Limit of piecewise function / lim x-> 3 of 1/(x-3)^2

[paulxzt]

Can someone check/help me with some review problems I did:

1) lim x-> 3 of 1/(x-3)^2 = is this DNE ?

2) lim x->4 for
f(x) =
{ x-3 , x not equal to 4
{ 5 , x=4

do I begin by plugging in 4 for the equations? a jump at 4?

3) lim x ->infinity for
4sin(3x) / x
will this be 0 ?

 

[arthur ohlsten]

1)
lim x-->3 of 1/[x-3]^2 = +infinity regardless of how you approach 3, from the right or left

2)
lim x-->4 of f[x] where:
f[x]=x-3 x not =4
f[x]=5 x=4
f[x] is a straight line with slope of 1 and y intercept of -3
f[x] has a "hole" in the line and a value of 5 at x=4
a jump at 4, and is discontinuous at x=4

3) lim x-->infinity of f[x]
f[x]=4 sin(3x) /x

4 sin3x is bounded by +4 and -4
4sin[3x] /x=0 as x-->infinity

hope I am right.
If I am wrong, some one should correct the answer
Arthur

 

[shortman313]

We have this dang limit problem due tomorrow and I am stumped to a t with it.

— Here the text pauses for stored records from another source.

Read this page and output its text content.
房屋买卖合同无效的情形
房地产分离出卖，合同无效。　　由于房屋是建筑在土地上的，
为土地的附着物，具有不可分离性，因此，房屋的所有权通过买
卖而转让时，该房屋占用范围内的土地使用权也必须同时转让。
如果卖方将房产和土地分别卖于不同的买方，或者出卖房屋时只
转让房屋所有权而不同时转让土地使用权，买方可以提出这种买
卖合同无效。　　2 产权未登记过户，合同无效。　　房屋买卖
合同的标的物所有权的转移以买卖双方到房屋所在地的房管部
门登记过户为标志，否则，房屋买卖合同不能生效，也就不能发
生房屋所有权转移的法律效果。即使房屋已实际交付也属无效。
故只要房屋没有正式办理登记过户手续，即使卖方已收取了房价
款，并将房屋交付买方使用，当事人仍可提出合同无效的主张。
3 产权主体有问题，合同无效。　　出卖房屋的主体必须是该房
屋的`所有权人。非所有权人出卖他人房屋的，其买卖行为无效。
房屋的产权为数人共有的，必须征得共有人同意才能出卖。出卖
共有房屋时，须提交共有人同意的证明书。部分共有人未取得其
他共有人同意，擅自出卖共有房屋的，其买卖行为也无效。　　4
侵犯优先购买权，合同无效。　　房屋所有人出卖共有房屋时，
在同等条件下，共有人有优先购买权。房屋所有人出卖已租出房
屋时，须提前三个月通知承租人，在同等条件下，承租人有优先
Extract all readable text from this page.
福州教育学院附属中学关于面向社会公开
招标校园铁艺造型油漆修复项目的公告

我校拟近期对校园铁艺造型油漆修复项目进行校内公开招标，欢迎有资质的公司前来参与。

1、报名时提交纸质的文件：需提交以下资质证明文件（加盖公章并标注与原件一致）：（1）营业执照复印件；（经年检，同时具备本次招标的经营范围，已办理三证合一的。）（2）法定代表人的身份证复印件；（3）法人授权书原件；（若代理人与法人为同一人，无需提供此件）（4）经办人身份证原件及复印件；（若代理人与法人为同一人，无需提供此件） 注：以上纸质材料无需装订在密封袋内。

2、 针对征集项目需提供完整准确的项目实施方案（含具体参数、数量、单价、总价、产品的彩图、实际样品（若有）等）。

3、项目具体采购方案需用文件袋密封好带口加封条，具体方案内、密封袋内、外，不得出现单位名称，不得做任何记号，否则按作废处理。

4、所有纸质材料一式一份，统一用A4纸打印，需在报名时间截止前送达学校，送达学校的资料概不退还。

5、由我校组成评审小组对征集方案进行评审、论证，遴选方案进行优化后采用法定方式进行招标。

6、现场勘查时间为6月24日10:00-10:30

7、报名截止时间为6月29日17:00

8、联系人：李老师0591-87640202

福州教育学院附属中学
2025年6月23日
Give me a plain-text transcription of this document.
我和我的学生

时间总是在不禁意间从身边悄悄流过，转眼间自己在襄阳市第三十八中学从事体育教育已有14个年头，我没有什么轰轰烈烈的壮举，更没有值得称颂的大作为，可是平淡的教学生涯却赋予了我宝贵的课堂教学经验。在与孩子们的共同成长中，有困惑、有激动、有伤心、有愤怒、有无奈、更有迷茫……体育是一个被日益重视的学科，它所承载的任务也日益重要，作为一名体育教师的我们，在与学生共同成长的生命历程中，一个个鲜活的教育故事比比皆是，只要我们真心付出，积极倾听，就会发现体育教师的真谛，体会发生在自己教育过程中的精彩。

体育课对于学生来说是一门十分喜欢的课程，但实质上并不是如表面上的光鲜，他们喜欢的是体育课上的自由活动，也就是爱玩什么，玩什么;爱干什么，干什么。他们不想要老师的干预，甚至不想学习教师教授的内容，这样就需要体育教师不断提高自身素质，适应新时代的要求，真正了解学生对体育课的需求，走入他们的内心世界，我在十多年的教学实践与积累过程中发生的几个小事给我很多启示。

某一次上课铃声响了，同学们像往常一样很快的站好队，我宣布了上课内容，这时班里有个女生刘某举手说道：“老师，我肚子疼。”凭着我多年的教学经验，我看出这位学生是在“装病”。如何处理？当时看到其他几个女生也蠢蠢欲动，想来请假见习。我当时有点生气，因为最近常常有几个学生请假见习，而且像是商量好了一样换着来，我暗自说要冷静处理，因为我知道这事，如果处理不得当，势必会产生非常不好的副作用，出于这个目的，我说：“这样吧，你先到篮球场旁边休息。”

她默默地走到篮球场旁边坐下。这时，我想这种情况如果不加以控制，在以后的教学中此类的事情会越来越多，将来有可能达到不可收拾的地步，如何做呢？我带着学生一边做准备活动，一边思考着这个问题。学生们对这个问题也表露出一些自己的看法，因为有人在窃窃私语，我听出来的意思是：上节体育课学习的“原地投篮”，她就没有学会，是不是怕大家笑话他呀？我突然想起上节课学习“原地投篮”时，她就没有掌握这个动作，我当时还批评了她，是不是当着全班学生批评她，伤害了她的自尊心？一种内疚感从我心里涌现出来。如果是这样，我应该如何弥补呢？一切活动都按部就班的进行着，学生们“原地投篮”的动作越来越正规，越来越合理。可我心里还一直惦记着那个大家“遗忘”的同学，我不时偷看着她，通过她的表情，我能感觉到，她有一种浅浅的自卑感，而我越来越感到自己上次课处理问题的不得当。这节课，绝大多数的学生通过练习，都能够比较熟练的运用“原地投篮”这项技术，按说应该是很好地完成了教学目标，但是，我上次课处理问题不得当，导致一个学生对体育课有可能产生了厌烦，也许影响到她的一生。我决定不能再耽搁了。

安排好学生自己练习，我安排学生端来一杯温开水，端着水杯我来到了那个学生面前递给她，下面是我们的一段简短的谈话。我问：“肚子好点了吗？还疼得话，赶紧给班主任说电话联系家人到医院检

Could someone please give me some guidance. Thanks a lot.

lim
x-->0 (Sqrt(1+tan x) - Sqrt(1+sin x)) all over x^3

 

[Count Iblis]

We have this dang limit problem due tomorrow and I am stumped to a t with it. Could someone please give me some guidance. Thanks a lot.

lim
x-->0 (Sqrt(1+tan x) - Sqrt(1+sin x)) all over x^3

Use that Sqrt[1+x] = 1+ 1/2 x + 1/2 (-1/2)/2 x^2 + 1/2(-1/2)(-3/2)/6 x^3 +
O(x^4)

You can thus write the numerator as:

1/2 [tan(x) - sin(x)] - 1/8 [tan^2(x) - sin^2(x)] + 1/16 [tan^3(x) - sin^3(x)] +
O(x^4)

Note that sin(x) and tan(x) are of order x near x = 0 so that the neglected terms are of order x^4 and won't contribute to the limit. The next step is to insert the series expansions of the sin and the tan. The series expansion of the tan can be obtained by division. We only need to work to order x^3, so:

tan(x) = sin(x)/cos(x) = (x - x^3/6)/(1-x^2/2) + O(x^5) =

(x - x^3/6)(1 + x^2/2) + O(x^5) =

x + x^3/3 + O(x^5)

So, you see that in the first square brackets you get an term of order x^3 and you can divide by x^3 to get a finite limit for x --> 0 (I find 1/12). The third square brackets yields a term of order x^5 and thus also doesn't contribute to the limit.

The term in the second square brackets is of order x^4 and thus yields zero when divided by x^3 and x -->0.